C'est sur ces mots étranges que l'écran s'éteint à nouveau. Les phrases tournent dans ma tête à la recherche d'indices, aussi infimes soient-ils. Autour de moi, les membres de la guilde réfléchissent ensemble à un plan d'action. Pour atténuer le son de leurs conversations, je plaque mes mains contre mes oreilles. Cette situation me rappelle le vacarme provoqué en cours par les Physiques et je lève les yeux en soupirant à cette pensée.
Je reste immobilisée un instant. Pour une fois, ces Superficiels m'ont porté chance et un sourire étend mes lèvres. Je me retourne vers l'équipe en leur pointant le plafond de l'index. Les discussions s'estompent et tous suivent la direction de mon doigt. Ingéniosité et force. Une trappe de secours nous attendait juste au-dessus de nos têtes. Quelques-uns m'applaudissent en riant mais, sans attendre, une courte échelle s'organise. La rousse est la première à monter avec agilité, puis après quelques instants pour vérifier la stabilité de l'ascenseur, elle aide le reste de l'équipe à grimper.
Sans hésiter un instant, je pose mon pied sur les mains jointes d'un homme blond d'une vingtaine d'années et attrape les mains que l'on me tend à travers le toit. Ainsi, en quelques minutes nous sommes tous en route vers le sommet, alignés sur l'échelle de secours. Après une longue ascension, Léonie qui est en tête du cortège pousse la trappe de sortie sur le toit. L'éclairage des néons de New York m'éblouit mais je continue d'agripper les barreaux métalliques. Finalement la personne devant moi parvient à son tour au sommet et m'aide à m'extraire du conduit. Je souris à cet homme noir de peau et il détourne le regard en rougissant.
Je le laisse tranquille et m'émerveille face à l'environnement qui nous entoure.
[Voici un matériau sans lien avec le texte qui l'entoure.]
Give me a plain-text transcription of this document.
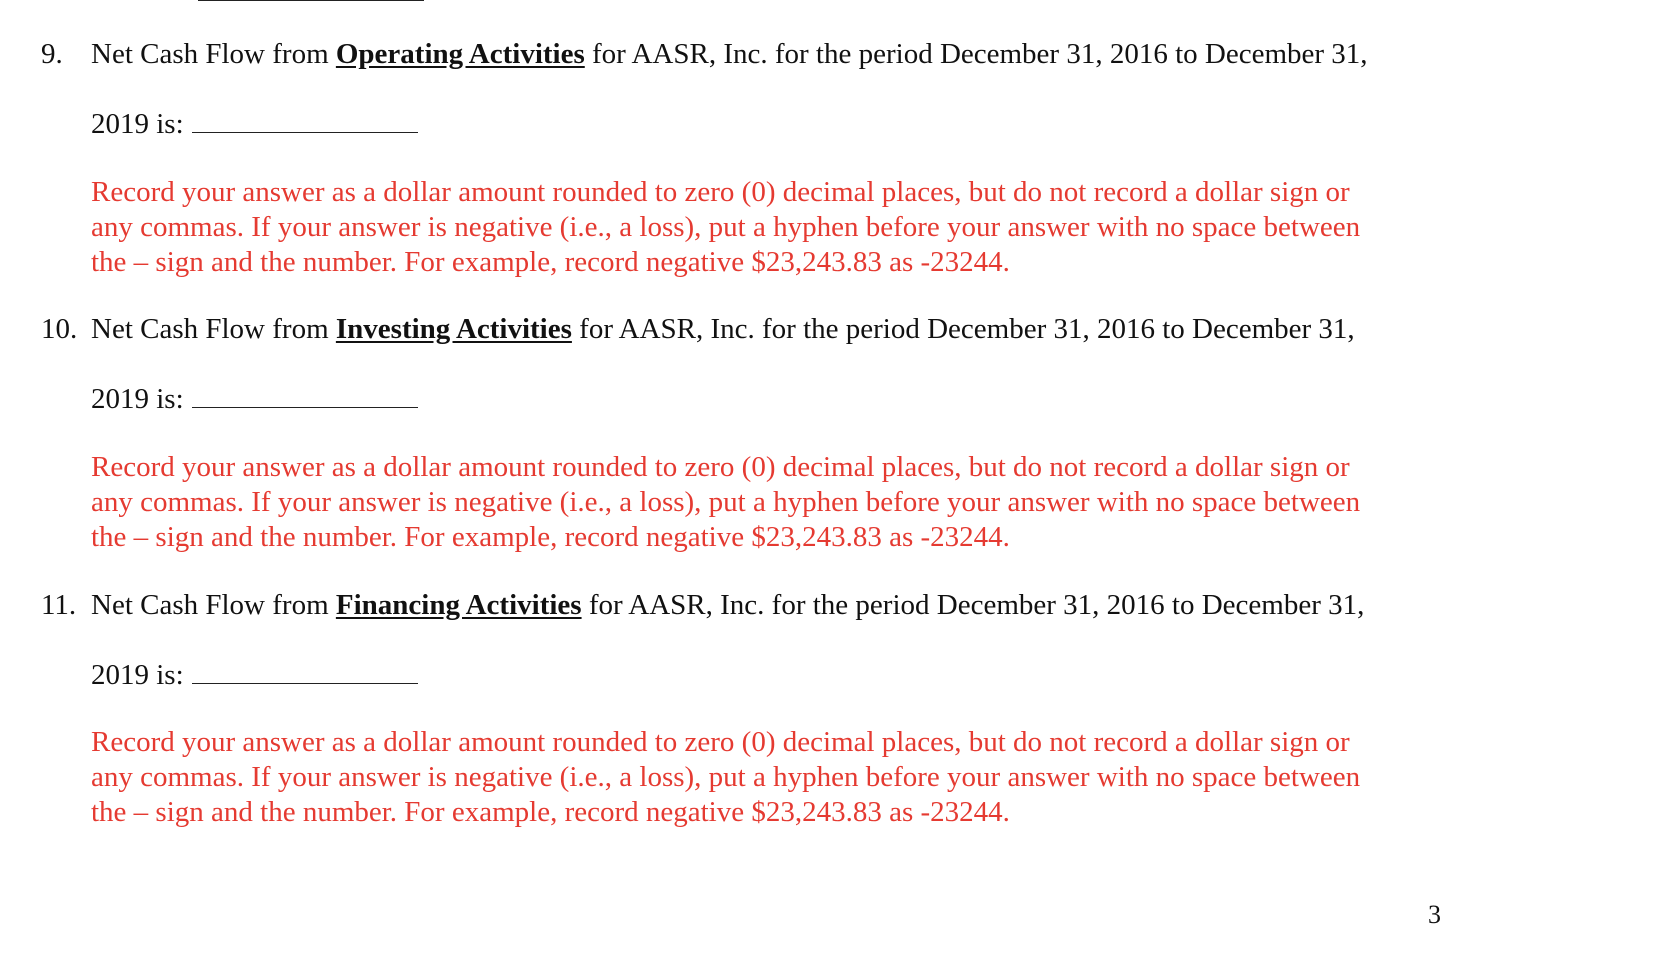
9. Net Cash Flow from Operating Activities for AASR, Inc. for the period December 31, 2016 to December 31,
2019 is:
Record your answer as a dollar amount rounded to zero (0) decimal places, but do not record a dollar sign or
any commas. If your answer is negative (i.e., a loss), put a hyphen before your answer with no space between
the – sign and the number. For example, record negative $23,243.83 as -23244.
10. Net Cash Flow from Investing Activities for AASR, Inc. for the period December 31, 2016 to December 31,
2019 is:
Record your answer as a dollar amount rounded to zero (0) decimal places, but do not record a dollar sign or
any commas. If your answer is negative (i.e., a loss), put a hyphen before your answer with no space between
the – sign and the number. For example, record negative $23,243.83 as -23244.
11. Net Cash Flow from Financing Activities for AASR, Inc. for the period December 31, 2016 to December 31,
2019 is:
Record your answer as a dollar amount rounded to zero (0) decimal places, but do not record a dollar sign or
any commas. If your answer is negative (i.e., a loss), put a hyphen before your answer with no space between
the – sign and the number. For example, record negative $23,243.83 as -23244.
3
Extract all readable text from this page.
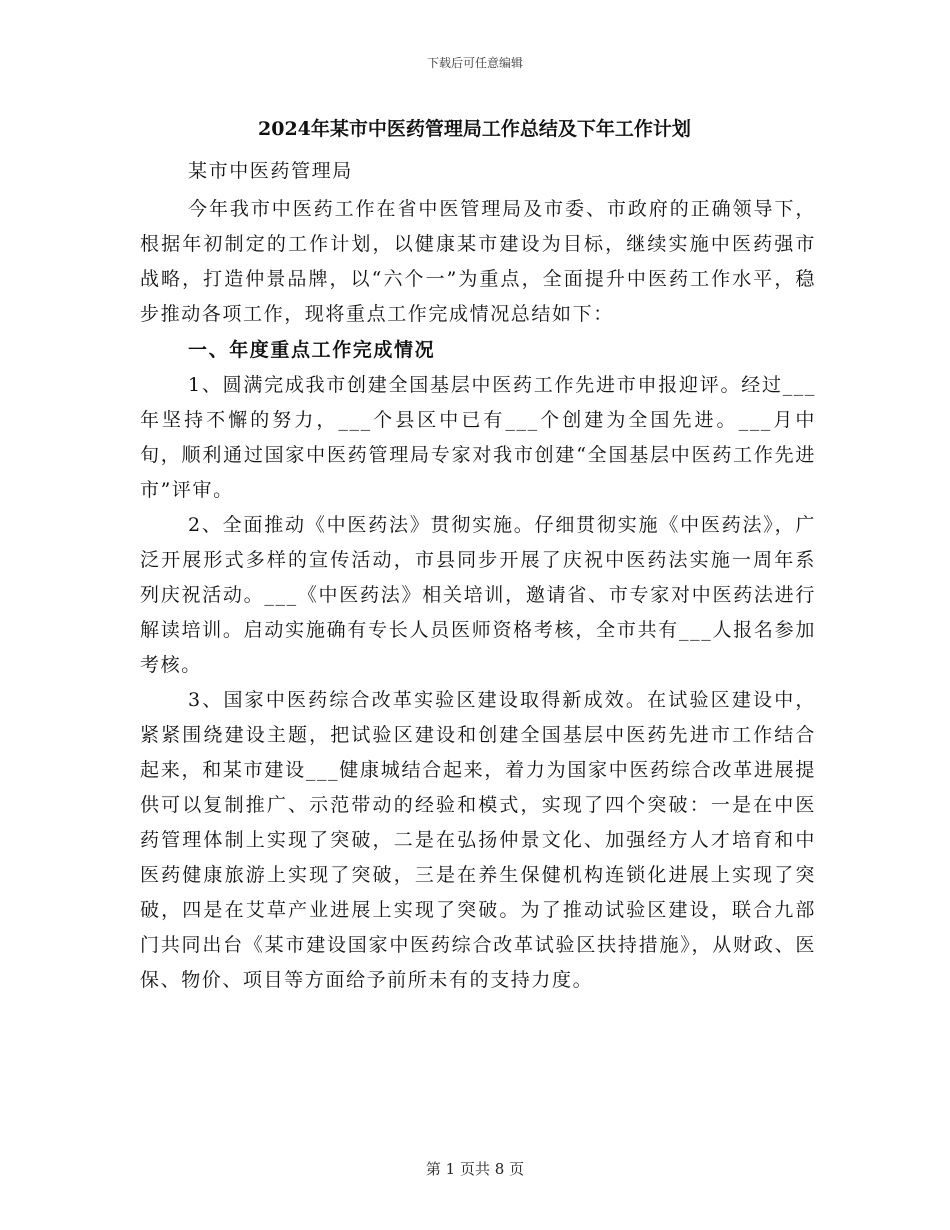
下载后可任意编辑
2024年某市中医药管理局工作总结及下年工作计划

某市中医药管理局

今年我市中医药工作在省中医管理局及市委、市政府的正确领导下，根据年初制定的工作计划，以健康某市建设为目标，继续实施中医药强市战略，打造仲景品牌，以“六个一”为重点，全面提升中医药工作水平，稳步推动各项工作，现将重点工作完成情况总结如下：

一、年度重点工作完成情况

1、圆满完成我市创建全国基层中医药工作先进市申报迎评。经过___年坚持不懈的努力，___个县区中已有___个创建为全国先进。___月中旬，顺利通过国家中医药管理局专家对我市创建“全国基层中医药工作先进市”评审。

2、全面推动《中医药法》贯彻实施。仔细贯彻实施《中医药法》，广泛开展形式多样的宣传活动，市县同步开展了庆祝中医药法实施一周年系列庆祝活动。___《中医药法》相关培训，邀请省、市专家对中医药法进行解读培训。启动实施确有专长人员医师资格考核，全市共有___人报名参加考核。

3、国家中医药综合改革实验区建设取得新成效。在试验区建设中，紧紧围绕建设主题，把试验区建设和创建全国基层中医药先进市工作结合起来，和某市建设___健康城结合起来，着力为国家中医药综合改革进展提供可以复制推广、示范带动的经验和模式，实现了四个突破：一是在中医药管理体制上实现了突破，二是在弘扬仲景文化、加强经方人才培育和中医药健康旅游上实现了突破，三是在养生保健机构连锁化进展上实现了突破，四是在艾草产业进展上实现了突破。为了推动试验区建设，联合九部门共同出台《某市建设国家中医药综合改革试验区扶持措施》，从财政、医保、物价、项目等方面给予前所未有的支持力度。

第 1 页共 8 页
Cet immense toit culmine au-dessus de la ville. Je me penche par-dessus la barrière et découvre que, cent onze mètres plus bas, le gorille fait toujours des siennes. Mais entre-temps, les joueurs semblent avoir gagné du terrain à en juger par les blessures de l'hologramme. Je me déplace pour arriver au-dessus de l'écran et me penche à nouveau par-dessus la balustrade pour repérer le diffuseur.
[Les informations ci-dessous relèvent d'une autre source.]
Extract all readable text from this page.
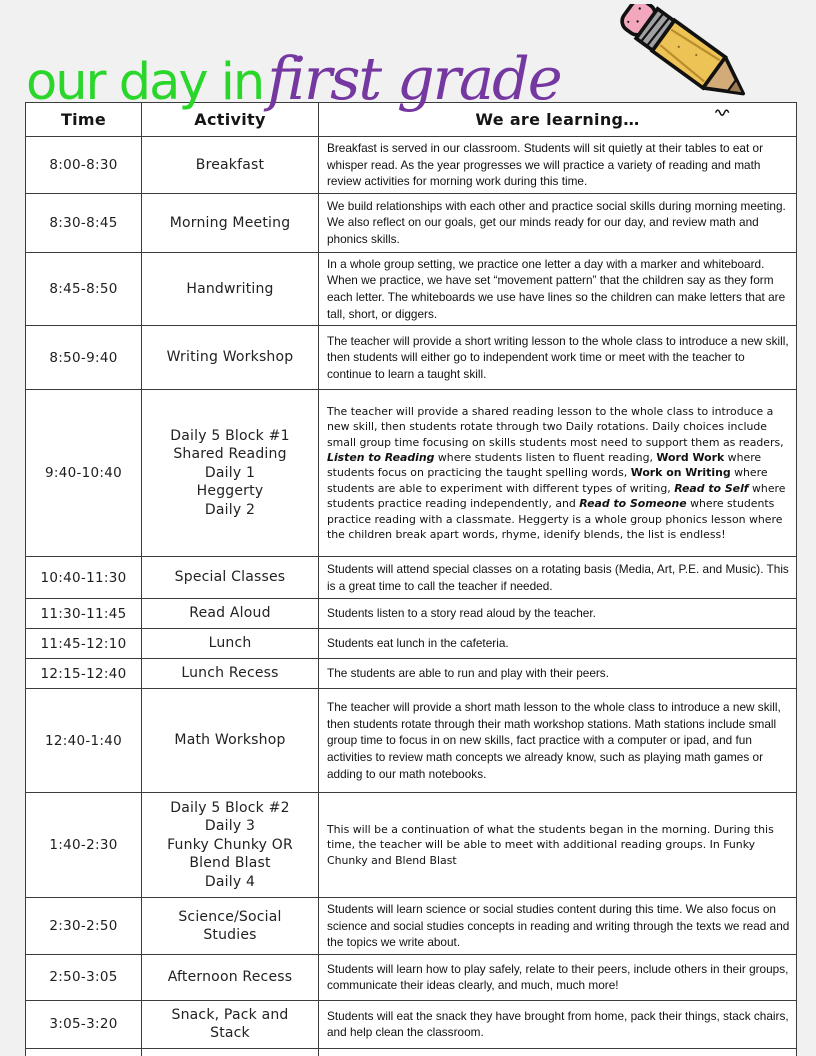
our day in first grade
Time	Activity	We are learning…
8:00-8:30	Breakfast	Breakfast is served in our classroom. Students will sit quietly at their tables to eat or whisper read. As the year progresses we will practice a variety of reading and math review activities for morning work during this time.
8:30-8:45	Morning Meeting	We build relationships with each other and practice social skills during morning meeting. We also reflect on our goals, get our minds ready for our day, and review math and phonics skills.
8:45-8:50	Handwriting	In a whole group setting, we practice one letter a day with a marker and whiteboard. When we practice, we have set “movement pattern” that the children say as they form each letter. The whiteboards we use have lines so the children can make letters that are tall, short, or diggers.
8:50-9:40	Writing Workshop	The teacher will provide a short writing lesson to the whole class to introduce a new skill, then students will either go to independent work time or meet with the teacher to continue to learn a taught skill.
9:40-10:40	Daily 5 Block #1
Shared Reading
Daily 1
Heggerty
Daily 2	The teacher will provide a shared reading lesson to the whole class to introduce a new skill, then students rotate through two Daily rotations. Daily choices include small group time focusing on skills students most need to support them as readers, Listen to Reading where students listen to fluent reading, Word Work where students focus on practicing the taught spelling words, Work on Writing where students are able to experiment with different types of writing, Read to Self where students practice reading independently, and Read to Someone where students practice reading with a classmate. Heggerty is a whole group phonics lesson where the children break apart words, rhyme, idenify blends, the list is endless!
10:40-11:30	Special Classes	Students will attend special classes on a rotating basis (Media, Art, P.E. and Music). This is a great time to call the teacher if needed.
11:30-11:45	Read Aloud	Students listen to a story read aloud by the teacher.
11:45-12:10	Lunch	Students eat lunch in the cafeteria.
12:15-12:40	Lunch Recess	The students are able to run and play with their peers.
12:40-1:40	Math Workshop	The teacher will provide a short math lesson to the whole class to introduce a new skill, then students rotate through their math workshop stations. Math stations include small group time to focus in on new skills, fact practice with a computer or ipad, and fun activities to review math concepts we already know, such as playing math games or adding to our math notebooks.
1:40-2:30	Daily 5 Block #2
Daily 3
Funky Chunky OR
Blend Blast
Daily 4	This will be a continuation of what the students began in the morning. During this time, the teacher will be able to meet with additional reading groups. In Funky Chunky and Blend Blast
2:30-2:50	Science/Social
Studies	Students will learn science or social studies content during this time. We also focus on science and social studies concepts in reading and writing through the texts we read and the topics we write about.
2:50-3:05	Afternoon Recess	Students will learn how to play safely, relate to their peers, include others in their groups, communicate their ideas clearly, and much, much more!
3:05-3:20	Snack, Pack and
Stack	Students will eat the snack they have brought from home, pack their things, stack chairs, and help clean the classroom.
"Alors blondinette, il faut descendre ? me questionne Léonie.
— Oui, tu vois le petit spot juste au-dessus de l'écran géant ? C'est ça que l'on doit désactiver.
— Okay. Plus qu'à utiliser l'échafaudage pour rejoindre notre cible. Vous avez entendu les mecs ? Après plusieurs mois de combat, de galères et de moments difficiles, on va enfin passer la première épreuve de Vulcain. Qui est avec moi ?"
Des cris du cœur retentissent sur la terrasse et quelques instants après, je suis sur une échelle à une centaine de mètres du trottoir... Du courage qu'il disait ! J'inspire profondément pour calmer les battements désordonnés de mon cœur. Je descends doucement le long des plaques et des tubes en métal. J'ai beau faire de mon mieux, je suis bien trop lente. Mes autres coéquipiers m'aident mais la rousse n'arrête pas de hurler le nombre de minutes restantes. J'ai l'impression d'être réellement un poids pour eux, de ne pas être à la hauteur...
Finalement, je parviens à l'endroit voulu mais il ne nous reste que trois minutes. Je m'élance en courant vers le petit appareil électronique. Essoufflée, je vois un bouton rouge mais arrête directement les autres joueurs qui tentent déjà d'appuyer dessus. Au-dessus une petite flèche est gravée et pointe vers le bas. Je regarde à travers les trous dans les planches métalliques et découvre un second appareil identique mais inaccessible.
Léonie surgit à mes côtés et me présente un baudrier accroché à un élastique. Sans me laisser le choix, elle m'équipe et me pousse vers le bord de la passerelle. Sa seule excuse : je suis la seule ici à pouvoir résoudre un casse-tête assez rapidement en cas de besoin. Dis plutôt que tu n'as pas envie de sauter oui ! J'inspire et expire profondément, puis sens une main dans mon dos. Prête ou pas, on ne me pose même pas la question. Je hurle à pleins poumons et sens le câble se tendre. Je fais le yo-yo pendant encore quelques instants avant de me stabiliser suffisamment pour observer l'émetteur.
Au-dessus du bouton rouge est gravé un carré coché. Sans hésiter, je presse ma main contre l'appareil et ferme les yeux dans l'attente d'une nouvelle réaction inattendue. J'entends alors un son de corne de brume et les huées des joueurs au pied du bâtiment ayant échoué au test. Lentement, je rouvre les paupières et vois au-dessus de moi les membres de la guilde me remonter.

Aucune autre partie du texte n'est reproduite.